A displaced woman checks in at a center set up to aid people displaced by the war in eastern Ukraine. Depending on her family?s makeup, she will be sent around the complex to pick up food, clothing and other items for which they qualify, Kiev, Ukraine, April 22, 2015. (Joshua L. DeMotts/Stars and Stripes)
PUSHCHA VODYTSYA, Ukraine — Nina Rusalkina wants to go home. But it’s a risk the 26-year-old mother of two isn’t willing to take.
She and her husband, Zhenya Kravchenko, fled eastern Ukraine with their son in June, when the war in the country’s east crept too close to home. She was six months pregnant at the time. Now she has a new baby and lives in a former political retreat outside Kiev with some 240 others displaced by the fighting.
It’s safe here, she said, but it’s not home.
“If everything quiets down, we’ll go back,” her husband said. “But for the moment, we’re here.”
In fleeing west, many of Ukraine’s internally displaced people, or IDPs, find they’re trading one kind of insecurity for another. The high cost of living in and around the Ukrainian capital has come as a shock, as has the difficulty of finding a job in a city that’s taken in some 75,000 war refugees, nearly half of them working-age adults, according to the United Nations.
“Many of the people here are older than 50, and for them it’s maybe the hardest time,” said Anna, a 25-year-old mother who asked to go by a pseudonym out of fear for her family’s safety.
Her husband found a decent job in Kiev after the family fled six months ago from Luhansk, the capital of a separatist enclave that was the scene last year of heavy fighting between separatists and Ukrainian soldiers. If it weren’t for that job, she doesn’t know where they’d be.
Some of the other families who came to Kiev from Luhansk had to return to their homes in the breakaway enclave, she said, “because they didn’t find opportunities or they didn’t find a job, and it’s too much to rent a flat here.”
The cost of renting an apartment in Kiev is about four times what it was in Luhansk, and just making enough to get by has been hard, she said. “I want to go home, but right now I feel that it is not safe.”
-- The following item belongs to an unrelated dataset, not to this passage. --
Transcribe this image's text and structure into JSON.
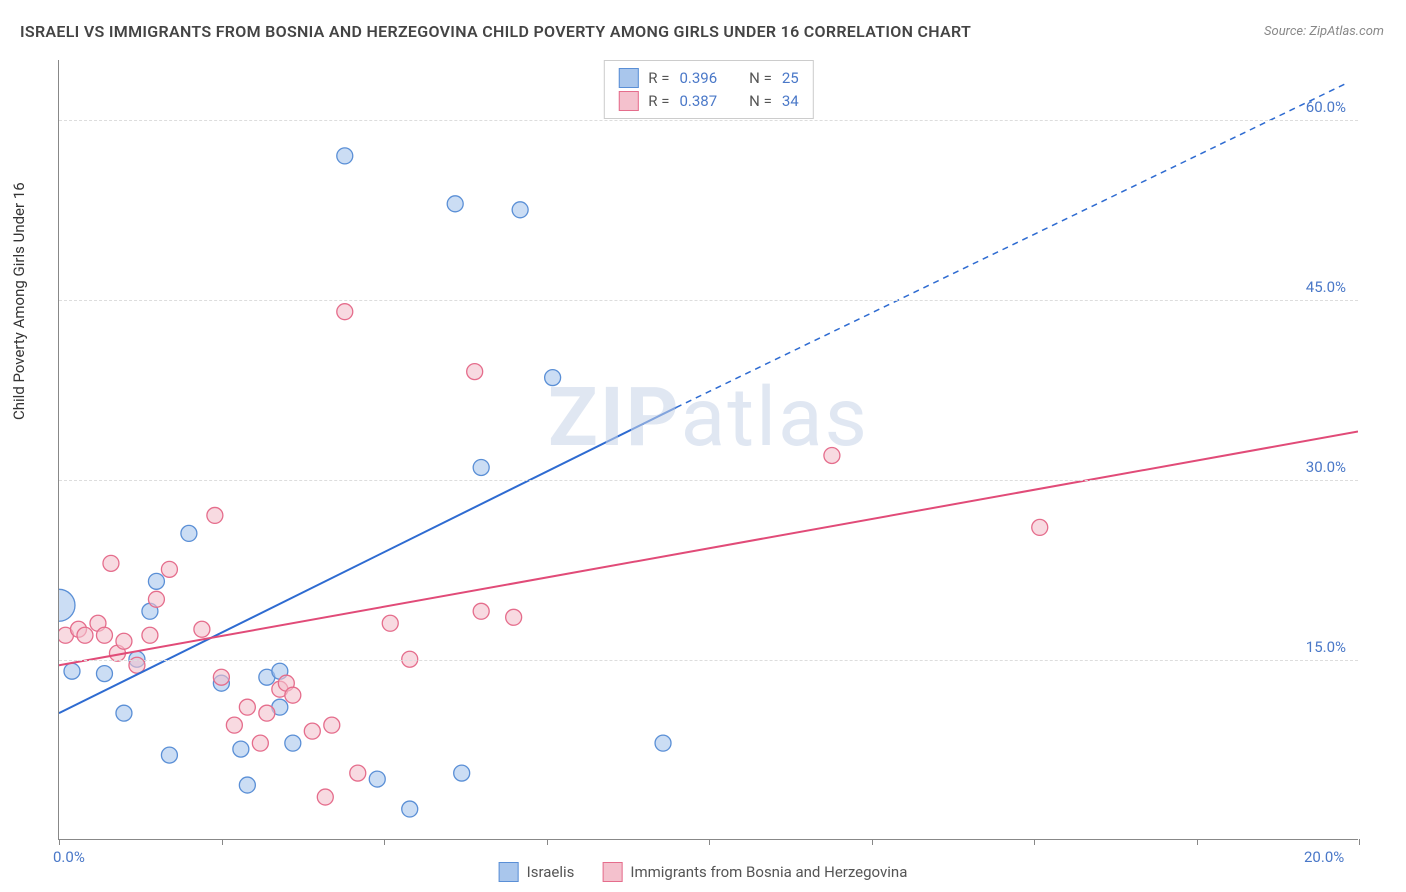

Anna’s father suffered a near-fatal injury in late April when he stepped on a mine in Luhansk while checking on her empty house. She doesn’t know if the mine was placed there to target her family for fleeing west or just a remnant of the bloody fighting that choked the city last year. Many people in eastern Ukraine view the government in Kiev, which came to power after the ousting last year of pro-Russia President Viktor Yanukovych, as illegitimate.
“We’re trying to make our life here and to get the best for our son,” Anna said. “It’s difficult, but it’s safe.”
A report issued in mid-May by the Brookings Institution, a Washington-based think tank, found that most of the aid that IDPs receive comes from international and domestic nongovernmental organizations rather than the Ukrainian government. The government, the report found, had “fallen behind” on every benchmark Brookings uses to assess countries’ responses to similar crises.
Nevertheless, because of government propaganda, overly positive news coverage or some combination of the two, some IDPs arrive in Kiev expecting to easily settle into something like a normal life.
“On TV, everything looks beautiful, like everybody’s helping out,” said Iryna Kipina, who escaped Kramatorsk last summer when Ukrainian troops and separatist rebels fought over the city. “But many people don’t want to have IDPs as employees or rent to them.”
Kipina, her husband and two daughters headed to Kiev with little savings. Landlords didn’t want to rent to them because they didn’t know if they could pay, she said. Employers have been reluctant to hire them because they don’t want to invest in training someone who is likely to leave when the fighting in the east subsides.
For now, Kipina and her family live in a single room in a former government sanitarium in Vorzel, west of Kiev. A local school took over the complex last summer and turned it into an IDP center.